When Apple released Siri alongside the iPhone 4S in 2011, the world had never seen anything like it. Siri was the first smart assistant to hit the mass market, way before Google Assistant, Bixby, or Alexa. Yet today, in the era of generative artificial intelligence, Apple’s early lead seems to have amounted to little.

Smaller and less resource-rich players like OpenAI have since captured global attention with more sophisticated technologies. So how is it that one of the world’s most powerful and wealthiest companies, which had a considerable head start, is barely a contender in such a strategic sector?

A missed turn in the AI race

Apple's technological decisions are as much to blame as its financial strategy. Even though the company announced its long-awaited Apple Intelligence at WWDC 2024, but many key features were reportedly delayed until 2026 — or even 2027, according to some insiders.

At WWDC 2025, Apple demonstrated an elegant integration of AI into its ecosystem, blending local and cloud computing with a strong focus on privacy. But the demonstrations fell far short of what ChatGPT, Gemini, or Copilot already deliver.

Behind the scenes, Apple is said to have only 50,000 old GPUs dedicated to AI, while Microsoft reportedly purchased almost 485,000 Nvidia Hopper chips in 2024 alone.

Google and Meta operate at an even greater scale, with infrastructures amounting to several hundred thousand accelerators. Some analyses suggest Google may already surpass one million combined GPUs and TPUs. This gap in computing power illustrates just how far behind Apple has really fallen.

Shareholder pressure versus innovation

In 2022, when generative AI began to take off, Apple was still the world’s most valuable company. Today, on the SP500 heatmap, Apple ranks third behind Microsoft and Nvidia, precisely because of their huge investments in artificial intelligence.

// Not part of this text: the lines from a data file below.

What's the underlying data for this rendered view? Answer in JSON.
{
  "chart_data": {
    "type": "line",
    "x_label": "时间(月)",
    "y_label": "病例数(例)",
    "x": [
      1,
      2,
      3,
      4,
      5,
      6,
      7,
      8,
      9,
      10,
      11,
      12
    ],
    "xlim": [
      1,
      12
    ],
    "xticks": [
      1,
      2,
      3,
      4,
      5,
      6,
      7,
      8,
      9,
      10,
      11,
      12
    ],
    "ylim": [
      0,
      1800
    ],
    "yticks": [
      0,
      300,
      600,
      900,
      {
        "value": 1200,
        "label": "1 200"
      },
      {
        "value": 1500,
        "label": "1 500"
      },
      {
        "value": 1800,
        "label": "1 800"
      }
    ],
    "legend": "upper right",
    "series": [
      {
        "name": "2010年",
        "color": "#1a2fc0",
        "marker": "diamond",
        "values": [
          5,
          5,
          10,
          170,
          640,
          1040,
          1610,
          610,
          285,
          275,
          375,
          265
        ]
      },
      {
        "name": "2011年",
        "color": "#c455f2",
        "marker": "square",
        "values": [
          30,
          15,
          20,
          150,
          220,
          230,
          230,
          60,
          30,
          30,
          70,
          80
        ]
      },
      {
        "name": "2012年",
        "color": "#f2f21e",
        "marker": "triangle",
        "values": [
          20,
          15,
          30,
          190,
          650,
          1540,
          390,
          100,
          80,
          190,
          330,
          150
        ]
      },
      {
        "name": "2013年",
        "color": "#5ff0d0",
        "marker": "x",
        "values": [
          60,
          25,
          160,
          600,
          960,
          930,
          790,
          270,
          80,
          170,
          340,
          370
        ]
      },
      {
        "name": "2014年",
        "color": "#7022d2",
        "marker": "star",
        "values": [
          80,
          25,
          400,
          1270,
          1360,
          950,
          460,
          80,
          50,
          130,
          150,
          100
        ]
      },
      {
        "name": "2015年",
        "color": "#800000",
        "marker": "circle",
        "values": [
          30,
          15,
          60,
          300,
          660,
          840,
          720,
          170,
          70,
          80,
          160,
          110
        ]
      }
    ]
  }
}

Apple now faces an unusual predicament: to deliver credible AI service to its users, it must rely on third-party partners like OpenAI by integrating ChatGPT into Siri. For a company famous for controlling its ecosystem, this dependency borders on an admission of failure.

One of the most revealing aspects is the influence of Apple's finance department. According to reports, CFO Luca Maestri refused to approve the full budget for new GPUs, calling the expense excessive. He signed off on only half the request, urging teams instead to make existing hardware “more efficient.”

This financial caution contrasts sharply with rivals willing to spend tens of billions to secure an AI edge.

Apple, meanwhile, has funneled massive amounts into share buybacks: $110 billion announced in 2024, compared with just $31 billion in R&D that fiscal year.

Critics argue this imbalance shows Apple prioritizes shareholder satisfaction over innovation.

Tim Cook has pushed back, emphasizing Apple’s approach: "Not first, but best," he says, arguing that the company prefers to refine its products before releasing them. But in a market evolving at breakneck speed, that reassurance may no longer suffice — especially since Apple once pioneered the very category it is now struggling to compete in.

Can a former leader catch up?

Apple is playing for high stakes. Sitting out the artificial intelligence race too long risks weakening its ecosystem and undermining its position in the global tech hierarchy.

The company's greatest advantage lies in its integrated control over hardware and software, creating the ideal environment for transformative AI features. Failing to leverage this strength could leave the iPhone, Mac, or iPad without the transformative innovations that competitors are racing to deploy.

Having laid the groundwork with Siri, Apple is unlikely to step aside entirely. The company has already lost significant time in reclaiming its former leadership position in this field, but it still commands vast resources. The real question is not whether Apple can catch up, but whether it can do so quickly enough to matter.